The second phrase was Obama’s charge that “we can no longer afford indifference to suffering outside our borders,” a comment coupled with a commitment to help the world’s poorer countries “nourish starved bodies and feed hungry minds.” The notion that America has a positive moral obligation to assist the billions of fellow human beings living in or near poverty conditions has never been particularly popular among the American public—partly because of “indifference” and partly out of the view that we should help our own first.

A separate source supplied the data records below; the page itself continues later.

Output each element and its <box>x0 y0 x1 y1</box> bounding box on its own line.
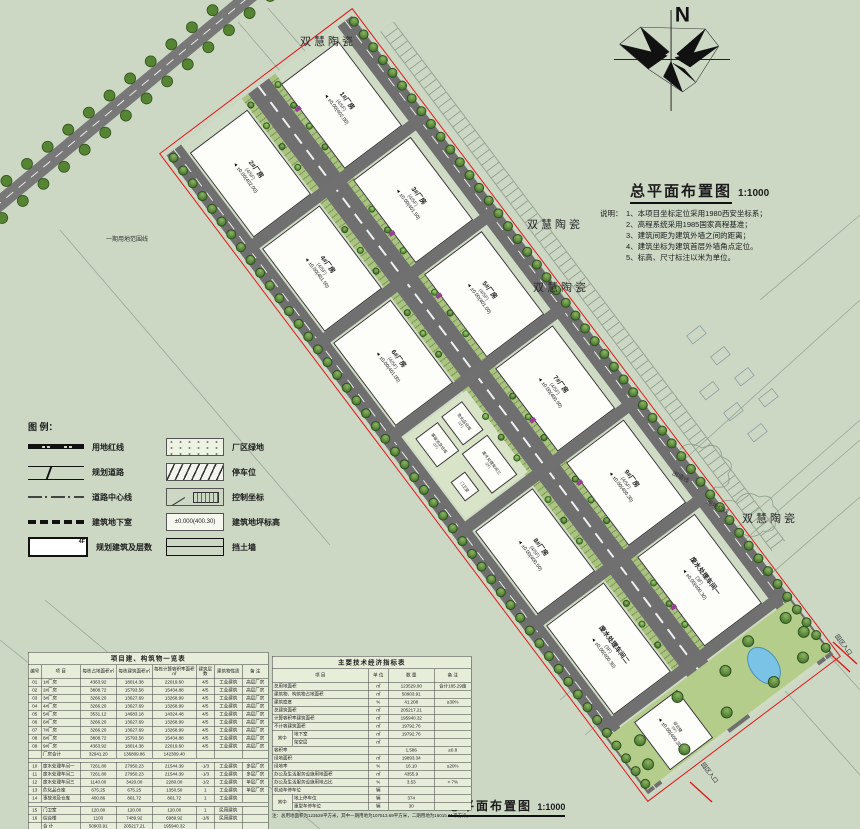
table-cell: 废水处理车间二 <box>41 770 80 778</box>
indicator-table-wrap: 主要技术经济指标表项 目单 位数 量备 注总用地面积㎡123529.00合计18… <box>272 656 472 819</box>
table-cell <box>434 802 471 810</box>
table-row: 14事故池及仓库400.86801.72801.721工业建筑 <box>28 794 268 802</box>
table-cell: 工业建筑 <box>214 702 242 710</box>
table-cell: 高层厂房 <box>242 678 268 686</box>
north-arrow-icon: N <box>612 2 732 117</box>
item-cell: 容积率 <box>272 746 368 754</box>
legend-parking-swatch <box>166 463 224 481</box>
table-cell: 7489.92 <box>116 814 152 822</box>
legend-item: 道路中心线 <box>28 489 152 505</box>
table-cell: 10 <box>28 762 41 770</box>
table-cell: ㎡ <box>368 682 388 690</box>
table-cell: 4/5 <box>196 702 214 710</box>
table-row: 044#厂房3266.2013627.6913268.994/5工业建筑高层厂房 <box>28 702 268 710</box>
table-cell <box>242 794 268 802</box>
table-row: 总建筑面积㎡205217.21 <box>272 706 471 714</box>
table-cell: 工业建筑 <box>214 710 242 718</box>
note-text: 3、建筑间距为建筑外墙之间的距离； <box>626 230 750 241</box>
item-cell: 建筑密度 <box>272 698 368 706</box>
table-cell: 1 <box>196 806 214 814</box>
group-cell: 其中 <box>272 794 292 810</box>
table-cell: 1.586 <box>388 746 434 754</box>
table-cell: -1/2 <box>196 778 214 786</box>
table-cell: 4/5 <box>196 686 214 694</box>
tree-icon <box>141 93 152 104</box>
table-row: 不计容建筑面积㎡19792.76 <box>272 722 471 730</box>
table-cell: 400.86 <box>80 794 116 802</box>
item-cell: 建筑物、构筑物占地面积 <box>272 690 368 698</box>
table-cell <box>434 794 471 802</box>
table-row: 099#厂房4363.9218014.3822019.604/5工业建筑高层厂房 <box>28 742 268 750</box>
table-cell: ≤20% <box>434 762 471 770</box>
tree-icon <box>207 5 218 16</box>
table-cell: 03 <box>28 694 41 702</box>
table-cell: 123529.00 <box>388 682 434 690</box>
table-cell: 7#厂房 <box>41 726 80 734</box>
table-cell <box>434 690 471 698</box>
table-row: 011#厂房4363.9218014.3822019.604/5工业建筑高层厂房 <box>28 678 268 686</box>
table-cell: -1/6 <box>196 814 214 822</box>
legend-item-label: 规划道路 <box>92 467 124 478</box>
table-cell: 13627.69 <box>116 718 152 726</box>
table-cell: 工业建筑 <box>214 778 242 786</box>
neighbor-label: 双慧陶瓷 <box>527 216 583 232</box>
table-cell: 13268.99 <box>152 694 196 702</box>
tree-icon <box>1 175 12 186</box>
table-cell <box>368 746 388 754</box>
note-label <box>600 219 626 230</box>
table-cell: ㎡ <box>368 754 388 762</box>
table-row: 容积率1.586≥0.8 <box>272 746 471 754</box>
table-cell: 工业建筑 <box>214 742 242 750</box>
table-cell: 1350.50 <box>152 786 196 794</box>
table-title: 项目建、构筑物一览表 <box>28 652 268 665</box>
table-cell: 7261.80 <box>80 762 116 770</box>
table-cell: 19792.76 <box>388 722 434 730</box>
table-cell: 21544.39 <box>152 762 196 770</box>
table-cell: 1140.00 <box>80 778 116 786</box>
sheet-title: 总平面布置图 <box>630 180 732 204</box>
table-cell: 综合楼 <box>41 814 80 822</box>
table-cell: 205217.21 <box>116 822 152 829</box>
table-cell: ㎡ <box>368 738 388 746</box>
table-cell: 高层厂房 <box>242 742 268 750</box>
note-label <box>600 252 626 263</box>
table-cell: 高层厂房 <box>242 686 268 694</box>
tree-icon <box>203 42 214 53</box>
table-cell: 18014.38 <box>116 742 152 750</box>
sheet-scale: 1:1000 <box>738 188 769 199</box>
table-cell: % <box>368 698 388 706</box>
item-cell: 架空层 <box>292 738 368 746</box>
table-cell: 05 <box>28 710 41 718</box>
table-cell <box>434 706 471 714</box>
item-cell: 地下室 <box>292 730 368 738</box>
tree-icon <box>244 8 255 19</box>
table-title: 主要技术经济指标表 <box>272 656 471 669</box>
table-row: 绿地率%16.10≤20% <box>272 762 471 770</box>
item-cell: 总用地面积 <box>272 682 368 690</box>
table-cell: 06 <box>28 718 41 726</box>
item-cell: 重型车停车位 <box>292 802 368 810</box>
table-cell: 4/5 <box>196 718 214 726</box>
building-list-table: 项目建、构筑物一览表编号项 目每栋占地面积㎡每栋建筑面积㎡每栋计算容积率面积㎡建… <box>28 652 269 829</box>
legend-green-swatch <box>166 438 224 456</box>
table-cell: 1#厂房 <box>41 678 80 686</box>
item-cell: 不计容建筑面积 <box>272 722 368 730</box>
note-line: 4、建筑坐标为建筑首层外墙角点定位。 <box>600 241 830 252</box>
item-cell: 办公及生活服务设施用地占比 <box>272 778 368 786</box>
table-cell: 高层厂房 <box>242 710 268 718</box>
table-cell: 辆 <box>368 786 388 794</box>
table-cell: ㎡ <box>368 706 388 714</box>
table-cell: 374 <box>388 794 434 802</box>
table-note: 注：总用地面积为123529平方米，其中一期用地为107513.69平方米，二期… <box>272 812 472 819</box>
tree-icon <box>63 124 74 135</box>
legend-item-label: 挡土墙 <box>232 542 256 553</box>
table-cell: 21544.39 <box>152 770 196 778</box>
legend-item-label: 停车位 <box>232 467 256 478</box>
title-block: 总平面布置图1:1000 <box>630 180 769 204</box>
table-cell: 8#厂房 <box>41 734 80 742</box>
table-cell: 高层厂房 <box>242 694 268 702</box>
legend-retwall-swatch <box>166 538 224 556</box>
table-row: 厂房合计32941.20136809.86142309.40 <box>28 750 268 758</box>
table-cell: 13268.99 <box>152 726 196 734</box>
table-cell: 801.72 <box>152 794 196 802</box>
note-text: 2、高程系统采用1985国家高程基准； <box>626 219 752 230</box>
table-cell: 民用建筑 <box>214 806 242 814</box>
table-cell: 危化品仓库 <box>41 786 80 794</box>
table-cell: 13268.99 <box>152 702 196 710</box>
table-cell: 1 <box>196 794 214 802</box>
table-row: 15门卫室120.00120.00120.001民用建筑 <box>28 806 268 814</box>
building-name: 废水处理车间二 <box>597 624 631 665</box>
table-cell: 门卫室 <box>41 806 80 814</box>
table-row: 其中地下室㎡19792.76 <box>272 730 471 738</box>
table-row: 10废水处理车间一7261.8027950.2321544.39-1/3工业建筑… <box>28 762 268 770</box>
table-cell: 工业建筑 <box>214 686 242 694</box>
note-line: 2、高程系统采用1985国家高程基准； <box>600 219 830 230</box>
table-cell: 3266.20 <box>80 702 116 710</box>
indicator-table: 主要技术经济指标表项 目单 位数 量备 注总用地面积㎡123529.00合计18… <box>272 656 472 811</box>
table-cell: % <box>368 778 388 786</box>
tree-icon <box>125 73 136 84</box>
table-cell: 120.00 <box>80 806 116 814</box>
legend-item: 建筑地下室 <box>28 514 152 530</box>
table-cell: 工业建筑 <box>214 718 242 726</box>
column-header: 建筑物性质 <box>214 665 242 679</box>
table-cell: 5#厂房 <box>41 710 80 718</box>
neighbor-label: 双慧陶瓷 <box>300 33 356 49</box>
table-cell: 3266.20 <box>80 694 116 702</box>
table-cell: 工业建筑 <box>214 734 242 742</box>
table-row: 11废水处理车间二7261.8027950.2321544.39-1/3工业建筑… <box>28 770 268 778</box>
table-cell: 3808.72 <box>80 686 116 694</box>
table-cell: 136809.86 <box>116 750 152 758</box>
table-cell: 09 <box>28 742 41 750</box>
note-text: 1、本项目坐标定位采用1980西安坐标系； <box>626 208 767 219</box>
table-cell: 4355.9 <box>388 770 434 778</box>
table-row: 办公及生活服务设施用地面积㎡4355.9 <box>272 770 471 778</box>
table-cell <box>434 738 471 746</box>
table-row: 088#厂房3808.7215793.5815434.884/5工业建筑高层厂房 <box>28 734 268 742</box>
column-header: 建筑层数 <box>196 665 214 679</box>
table-cell: 675.25 <box>116 786 152 794</box>
table-cell: 辆 <box>368 794 388 802</box>
table-cell <box>242 750 268 758</box>
table-cell: 32941.20 <box>80 750 116 758</box>
tree-icon <box>223 25 234 36</box>
column-header: 项 目 <box>272 669 368 683</box>
table-cell: 2#厂房 <box>41 686 80 694</box>
table-cell: 11 <box>28 770 41 778</box>
table-cell: 多层厂房 <box>242 762 268 770</box>
table-row: 绿地面积㎡19893.34 <box>272 754 471 762</box>
table-cell: 19792.76 <box>388 730 434 738</box>
table-cell: 08 <box>28 734 41 742</box>
table-cell: ㎡ <box>368 714 388 722</box>
note-line: 5、标高、尺寸标注以米为单位。 <box>600 252 830 263</box>
table-cell: 合计185.29亩 <box>434 682 471 690</box>
building-list-table-wrap: 项目建、构筑物一览表编号项 目每栋占地面积㎡每栋建筑面积㎡每栋计算容积率面积㎡建… <box>28 652 269 829</box>
table-cell: 142309.40 <box>152 750 196 758</box>
legend-item-label: 道路中心线 <box>92 492 132 503</box>
table-cell: 13627.69 <box>116 694 152 702</box>
table-cell: 废水处理车间一 <box>41 762 80 770</box>
table-cell: 15793.58 <box>116 734 152 742</box>
neighbor-label: 双慧陶瓷 <box>742 510 798 526</box>
table-cell: 工业建筑 <box>214 726 242 734</box>
table-cell: 工业建筑 <box>214 770 242 778</box>
table-cell: 4#厂房 <box>41 702 80 710</box>
table-cell: 14324.48 <box>152 710 196 718</box>
table-cell: 41.208 <box>388 698 434 706</box>
table-cell: 14 <box>28 794 41 802</box>
item-cell: 绿地率 <box>272 762 368 770</box>
legend-basement-swatch <box>28 514 84 530</box>
table-cell: 04 <box>28 702 41 710</box>
table-row: 其中地上停车位辆374 <box>272 794 471 802</box>
table-cell: 4/5 <box>196 742 214 750</box>
item-cell: 办公及生活服务设施用地面积 <box>272 770 368 778</box>
legend-item: 规划道路 <box>28 464 152 480</box>
column-header: 项 目 <box>41 665 80 679</box>
table-row: 建筑密度%41.208≥30% <box>272 698 471 706</box>
table-cell <box>214 750 242 758</box>
table-cell: 18014.38 <box>116 678 152 686</box>
table-row: 架空层㎡ <box>272 738 471 746</box>
note-text: 4、建筑坐标为建筑首层外墙角点定位。 <box>626 241 758 252</box>
table-cell: 02 <box>28 686 41 694</box>
table-cell: 高层厂房 <box>242 718 268 726</box>
table-cell: 195940.32 <box>152 822 196 829</box>
legend-item-label: 建筑地坪标高 <box>232 517 280 528</box>
table-row: 13危化品仓库675.25675.251350.501工业建筑单层厂房 <box>28 786 268 794</box>
table-cell: 205217.21 <box>388 706 434 714</box>
tree-icon <box>17 195 28 206</box>
note-line: 3、建筑间距为建筑外墙之间的距离； <box>600 230 830 241</box>
tree-icon <box>0 213 8 224</box>
item-cell: 机动车停车位 <box>272 786 368 794</box>
column-header: 备 注 <box>242 665 268 679</box>
tree-icon <box>38 178 49 189</box>
table-cell: 高层厂房 <box>242 726 268 734</box>
table-cell: -1/3 <box>196 770 214 778</box>
notes-block: 说明：1、本项目坐标定位采用1980西安坐标系；2、高程系统采用1985国家高程… <box>600 208 830 263</box>
table-row: 022#厂房3808.7215793.5815434.884/5工业建筑高层厂房 <box>28 686 268 694</box>
column-header: 编号 <box>28 665 41 679</box>
table-cell <box>28 822 41 829</box>
table-cell: 废水处理车间三 <box>41 778 80 786</box>
table-cell: 50903.91 <box>80 822 116 829</box>
tree-icon <box>265 0 276 2</box>
table-cell: 30 <box>388 802 434 810</box>
table-cell: 120.00 <box>152 806 196 814</box>
table-cell: ≥30% <box>434 698 471 706</box>
table-cell <box>434 754 471 762</box>
table-cell: ㎡ <box>368 730 388 738</box>
table-cell: 9#厂房 <box>41 742 80 750</box>
table-cell <box>434 714 471 722</box>
table-cell: 高层厂房 <box>242 702 268 710</box>
table-row: 066#厂房3266.2013627.6913268.994/5工业建筑高层厂房 <box>28 718 268 726</box>
table-cell: 15434.88 <box>152 686 196 694</box>
table-cell: 13627.69 <box>116 726 152 734</box>
legend-centerline-swatch <box>28 489 84 505</box>
table-cell: 工业建筑 <box>214 794 242 802</box>
phase1-boundary-label: 一期用地范围线 <box>106 234 148 243</box>
tree-icon <box>59 161 70 172</box>
table-cell: 801.72 <box>116 794 152 802</box>
table-cell: 4/5 <box>196 734 214 742</box>
table-cell: 14683.18 <box>116 710 152 718</box>
table-cell: 13 <box>28 786 41 794</box>
table-cell: < 7% <box>434 778 471 786</box>
legend-title: 图 例： <box>28 420 328 433</box>
note-label <box>600 241 626 252</box>
table-cell: 13627.69 <box>116 702 152 710</box>
table-cell: 多层厂房 <box>242 770 268 778</box>
table-cell: 工业建筑 <box>214 694 242 702</box>
legend-item-label: 规划建筑及层数 <box>96 542 152 553</box>
item-cell: 地上停车位 <box>292 794 368 802</box>
table-row: 重型车停车位辆30 <box>272 802 471 810</box>
tree-icon <box>186 22 197 33</box>
legend-item: 停车位 <box>166 464 280 480</box>
legend-item: 规划建筑及层数 <box>28 539 152 555</box>
table-row: 077#厂房3266.2013627.6913268.994/5工业建筑高层厂房 <box>28 726 268 734</box>
table-cell <box>242 822 268 829</box>
table-cell: 事故池及仓库 <box>41 794 80 802</box>
table-cell: 高层厂房 <box>242 734 268 742</box>
table-cell: 1 <box>196 786 214 794</box>
table-cell: 3.53 <box>388 778 434 786</box>
table-cell: 4363.92 <box>80 678 116 686</box>
table-cell: 15793.58 <box>116 686 152 694</box>
table-cell <box>388 738 434 746</box>
legend-bldg-swatch <box>28 537 88 557</box>
note-text: 5、标高、尺寸标注以米为单位。 <box>626 252 735 263</box>
column-header: 备 注 <box>434 669 471 683</box>
tree-icon <box>79 144 90 155</box>
table-cell: 单层厂房 <box>242 778 268 786</box>
legend-item-label: 厂区绿地 <box>232 442 264 453</box>
table-cell: 22019.60 <box>152 678 196 686</box>
table-cell <box>196 822 214 829</box>
table-cell: 4/5 <box>196 726 214 734</box>
table-cell: 单层厂房 <box>242 786 268 794</box>
note-line: 说明：1、本项目坐标定位采用1980西安坐标系； <box>600 208 830 219</box>
table-cell: 195940.32 <box>388 714 434 722</box>
table-cell <box>242 806 268 814</box>
building-name: 门卫室 <box>459 480 470 493</box>
table-cell: 16.10 <box>388 762 434 770</box>
table-cell: 6989.92 <box>152 814 196 822</box>
table-cell: % <box>368 762 388 770</box>
table-cell: ㎡ <box>368 770 388 778</box>
legend-item: 控制坐标 <box>166 489 280 505</box>
table-cell: 675.25 <box>80 786 116 794</box>
table-cell: 12 <box>28 778 41 786</box>
table-cell: 27950.23 <box>116 762 152 770</box>
column-header: 数 量 <box>388 669 434 683</box>
table-cell: 13268.99 <box>152 718 196 726</box>
tree-icon <box>42 141 53 152</box>
legend: 图 例： 用地红线规划道路道路中心线建筑地下室规划建筑及层数 厂区绿地停车位控制… <box>28 420 328 555</box>
legend-item: 厂区绿地 <box>166 439 280 455</box>
table-cell: 3420.00 <box>116 778 152 786</box>
tree-icon <box>100 127 111 138</box>
table-cell: 120.00 <box>116 806 152 814</box>
table-cell: 16 <box>28 814 41 822</box>
item-cell: 总建筑面积 <box>272 706 368 714</box>
table-row: 12废水处理车间三1140.003420.002280.00-1/2工业建筑单层… <box>28 778 268 786</box>
column-header: 每栋建筑面积㎡ <box>116 665 152 679</box>
table-cell <box>434 722 471 730</box>
site-plan-sheet: 1#厂房(4/5F)◄ ±0.00(402.00)3#厂房(4/5F)◄ ±0.… <box>0 0 860 829</box>
table-cell <box>214 822 242 829</box>
table-cell: 4/5 <box>196 710 214 718</box>
neighbor-label: 双慧陶瓷 <box>533 279 589 295</box>
tree-icon <box>120 110 131 121</box>
legend-item: ±0.000(400.30)建筑地坪标高 <box>166 514 280 530</box>
column-header: 单 位 <box>368 669 388 683</box>
table-cell: 22019.60 <box>152 742 196 750</box>
table-cell: 6#厂房 <box>41 718 80 726</box>
table-row: 总用地面积㎡123529.00合计185.29亩 <box>272 682 471 690</box>
table-cell: ≥0.8 <box>434 746 471 754</box>
table-row: 机动车停车位辆 <box>272 786 471 794</box>
item-cell: 绿地面积 <box>272 754 368 762</box>
table-cell <box>196 750 214 758</box>
table-row: 055#厂房3531.1214683.1814324.484/5工业建筑高层厂房 <box>28 710 268 718</box>
legend-redline-swatch <box>28 439 84 455</box>
table-row: 办公及生活服务设施用地占比%3.53< 7% <box>272 778 471 786</box>
item-cell: 计算容积率建筑面积 <box>272 714 368 722</box>
table-cell: 工业建筑 <box>214 762 242 770</box>
table-row: 合 计50903.91205217.21195940.32 <box>28 822 268 829</box>
table-cell: 辆 <box>368 802 388 810</box>
table-cell <box>242 814 268 822</box>
table-cell: 工业建筑 <box>214 786 242 794</box>
tree-icon <box>83 107 94 118</box>
table-cell <box>434 770 471 778</box>
north-letter: N <box>675 3 690 26</box>
table-cell: 4/5 <box>196 678 214 686</box>
footer-title-scale: 1:1000 <box>537 802 565 812</box>
table-cell: 15434.88 <box>152 734 196 742</box>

But Obama’s statement makes the case that a greater degree of justice at home and movement towards a different relationship with the world can and must go hand in hand. Again, this is a bold claim—if we take it seriously. In reading through Obama’s books in recent weeks, I’ve frequently wondered whether the president still has the same burning desire for social justice evidence in those books, and worried about whether the realities of power politics will dampen or even extinguish the impulses which propelled him into public life in the first place.

Obama’s Inaugural Address, even its rhetorical restraint, provides clear evidence that the passion for justice and commitment to serious social change—on a local, national, and global scale– is still there. To change the way we think about what counts as a successful economy and what a just relationship with the rest of the world is a big deal, and a tall order for any President. But Obama has placed the markers down for all to see of his intent to do just that. In the process he has provided a clear standard for evaluating the success of his presidency. That standard is not one based merely on approval ratings or even winning re-election—but on whether his administration can act consistently and effectively in support of the goals Obama laid out clearly on Tuesday: not just to tackle and solve the urgent problems at hand, but to change who we are as nation.